1. 14 test tubes into two rows, according to the required volume in one of the rows were added to 1 M CaCl2 solution, so that its dilution to 10 M l and the concentration range of 0.1 M -0.4 M, this group for the control group, and then respectively, with a pipette from the control tube to take 1 ml added to the other group of test tubes, (low concentration to the high concentration of the matching), this group is known as the test group.

2. Take 10 wheat plants, pick 1 piece of each allelopathic leaf of each wheat plant, each 5 pieces of head and tail stacked, take the middle part and cut it into 7 segments, each segment is 0.5 cm long, and put them into 7 test tubes of the test group respectively, (tuber roots are also acceptable), and shake the test tubes for 3-4 times within 30 minutes. 30 minutes later, use the dissecting needle to pick up the trace amount of methylenedioxymethylene blue powder, and put into the test tubes with shaking to make it dissolve completely and show blue color. dissolved and blue in color. A small amount of blue CaCl2 solution was sucked up with a capillary tube and gently inserted into the central part of the test tube corresponding to the control group, and a drop of blue solution was slowly dropped out, and it was carefully observed whether the drop was rising, falling or not moving. In a short period of time, the osmotic potential of this solution in which the blue droplet does not move or the average of the osmotic potentials of the two solutions (a slowly rising and an adjacent slowly falling solution) is the water potential of the plant tissue.

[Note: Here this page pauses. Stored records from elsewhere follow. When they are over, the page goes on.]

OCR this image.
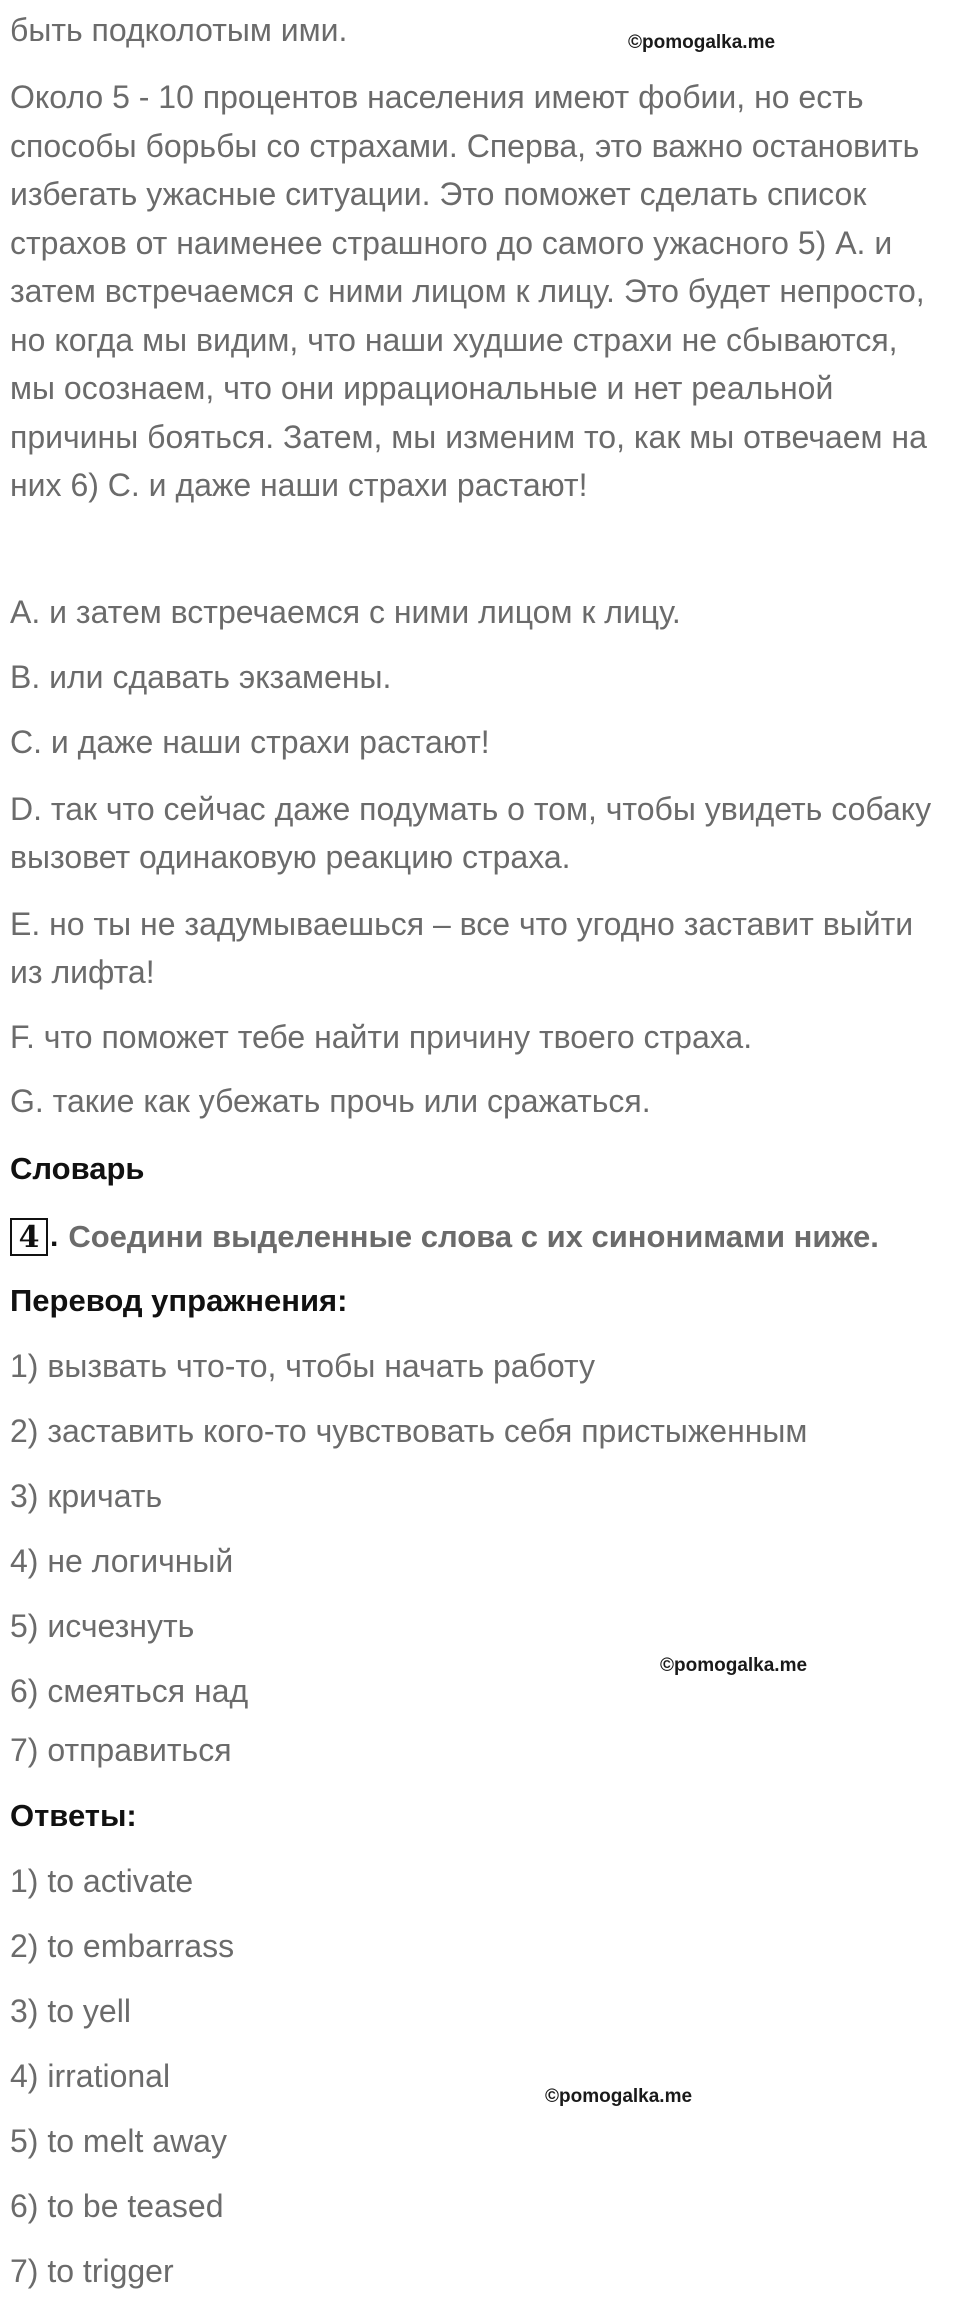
быть подколотым ими.	©pomogalka.me

Около 5 - 10 процентов населения имеют фобии, но есть способы борьбы со страхами. Сперва, это важно остановить избегать ужасные ситуации. Это поможет сделать список страхов от наименее страшного до самого ужасного 5) A. и затем встречаемся с ними лицом к лицу. Это будет непросто, но когда мы видим, что наши худшие страхи не сбываются, мы осознаем, что они иррациональные и нет реальной причины бояться. Затем, мы изменим то, как мы отвечаем на них 6) C. и даже наши страхи растают!

A. и затем встречаемся с ними лицом к лицу.
B. или сдавать экзамены.
C. и даже наши страхи растают!
D. так что сейчас даже подумать о том, чтобы увидеть собаку вызовет одинаковую реакцию страха.
E. но ты не задумываешься – все что угодно заставит выйти из лифта!
F. что поможет тебе найти причину твоего страха.
G. такие как убежать прочь или сражаться.
Словарь
4 . Соедини выделенные слова с их синонимами ниже.
Перевод упражнения:
1) вызвать что-то, чтобы начать работу
2) заставить кого-то чувствовать себя пристыженным
3) кричать
4) не логичный
5) исчезнуть
6) смеяться над
©pomogalka.me
7) отправиться
Ответы:
1) to activate
2) to embarrass
3) to yell
4) irrational
©pomogalka.me
5) to melt away
6) to be teased
7) to trigger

Third, the experimental results and calculations


↑ means floating, ↓ means falling means not moving

Plant tissue water potential ψ = -iCRT

where ψ is the water potential, expressed as atmospheric pressure

R gas constant = 0.082 (at M -l/ M ol-k)

T absolute temperature (273 + t °C)

C concentration of solution in which the droplet is not moving

I van'tov correction factor ( CaCl2 i=2.6)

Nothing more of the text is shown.